What is it about? It’s the story of a woman who is strong and independent, needs no one, and is accustomed to being in control of every aspect of her world and a man who is used to be in control of every aspect of his world and who is the protector–he protects his friends, the people who work for him and his clients.  Because of the way she grew up and a shared experience in the past that was mutually defining for both of them,, she has trouble letting people in and letting down her guard, and he is dedicated to making sure she is always safe and protected. They are two strong personalities who clash repeatedly until they learn to work as team and transform from you and me to ‘we’.
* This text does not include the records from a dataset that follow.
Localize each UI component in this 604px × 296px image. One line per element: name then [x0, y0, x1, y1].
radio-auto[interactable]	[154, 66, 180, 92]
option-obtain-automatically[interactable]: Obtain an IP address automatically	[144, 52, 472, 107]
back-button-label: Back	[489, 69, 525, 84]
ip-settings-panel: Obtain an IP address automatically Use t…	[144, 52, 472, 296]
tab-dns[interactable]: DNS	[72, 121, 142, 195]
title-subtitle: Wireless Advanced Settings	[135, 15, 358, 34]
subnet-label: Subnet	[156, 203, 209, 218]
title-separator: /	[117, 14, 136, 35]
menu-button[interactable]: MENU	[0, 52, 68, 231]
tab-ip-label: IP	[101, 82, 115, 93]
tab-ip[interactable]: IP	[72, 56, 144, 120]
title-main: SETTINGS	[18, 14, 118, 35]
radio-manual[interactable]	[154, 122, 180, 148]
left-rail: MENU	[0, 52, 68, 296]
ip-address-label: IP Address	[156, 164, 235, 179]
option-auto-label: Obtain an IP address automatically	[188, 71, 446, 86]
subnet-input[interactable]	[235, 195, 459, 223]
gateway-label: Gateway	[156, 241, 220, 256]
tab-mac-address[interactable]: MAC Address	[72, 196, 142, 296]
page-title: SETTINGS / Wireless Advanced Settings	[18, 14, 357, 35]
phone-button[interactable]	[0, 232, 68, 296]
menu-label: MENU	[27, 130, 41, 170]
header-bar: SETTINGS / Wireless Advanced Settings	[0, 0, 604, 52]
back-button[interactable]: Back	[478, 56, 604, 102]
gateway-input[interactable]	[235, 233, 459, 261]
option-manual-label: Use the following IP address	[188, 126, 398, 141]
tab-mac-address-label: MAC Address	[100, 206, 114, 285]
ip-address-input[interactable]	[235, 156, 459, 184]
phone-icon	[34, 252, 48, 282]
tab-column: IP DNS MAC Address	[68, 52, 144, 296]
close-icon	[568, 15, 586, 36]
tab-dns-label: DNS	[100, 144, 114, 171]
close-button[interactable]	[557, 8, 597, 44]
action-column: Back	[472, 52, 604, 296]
Who is in it?  Elle is the female protagonist and she is like many of Shalvis’ strong female characters who can and do take care of themselves and find it difficult to build trust and emotional intimacy.  Archer is the male protagonist and he is a successful business owner who has until now been emotionally unavailable.  Elle and Archer met when she was sixteen and he was a rookie cop.  After that, Archer kept tabs on how she was doing, and then eleven years later she takes a job managing the building in which he has his office.  She’s been a presence in his life for a year when the story begins, and though all of their friends can clearly see the attraction between them, Elle and Archer have been ignoring it, but that changes when Archer asks Elle to assist him with one of his operations.  She agrees, something she has done several times in the past, but this time, neither of them can easily walk away from the other.  When trouble arrives in the form of Elle’s sister, Morgan (could she possibly star in her own book in this series at some point in the future?), Archer’s commitment to convincing Elle to take a chance on him solidifies.

The supporting cast of characters will be familiar to you if you have read any of the other books in this series, but it is not necessary to read these books in order.  For those who have, Finn, Willa, and Spence make appearances in this book, with Spence’s presence being the strongest of all (I would love to know if his story will be the focus of the next book in the series).  In fact, I learned a lot about Spence in this book.  He is not as fully drawn, of course, as Elle and Spence, but I felt like there was a good introduction to who he is and sets readers up nicely to anticipate his story.

The story is told in third-person point of view and switches back and forth between Elle and Archer, though I would say a greater proportion of the story is told from Elle’s point of view.  I mentioned above that Archer character fits into the protector archetype.  That being said, I don’t think he’s a flat character, and neither is Elle.  Though they will both feel familiar to readers of romance, they aren’t colorless or cardboard copies of a character type.  There really are several moments during the story where I felt the emotion in a particular scene that Shalvis intended to evoke in readers.  Another thing that made this book satisfying to me?  Most readers of the genre are more than familiar with the typical plot pattern for a romance–girl meets boy, girl loses boy, girl gets boy back (or vice-versa, depending on who the main character is).  It’s the second part of that plot pattern-girl loses boy–that is quite often the most tiresome and disappointing aspect of most romances I read.  I understand why this moment always happen–it’s the crisis moment, the all-is-lost moment, that every book needs.  And yet for me it’s often the least enjoyable part because so frequently it’s just unbelievable.  But the good news is that the way that Accidentally on Purpose handles this moment wasn’t one that wanted me to throw the book (read: my e-reader) across the room and didn’t detract from my enjoyment of the book.

Final analysis? If you enjoy contemporary romance with engaging characters, give Accidentally on Purpose a try.  I have also read the first book in this series, Sweet Little Lies, and recommend it as well.  Jill Shalvis is a dependable author who will deliver a satisfying read, and if you are interested in reading more by her, I would also recommend her Lucky Harbor series.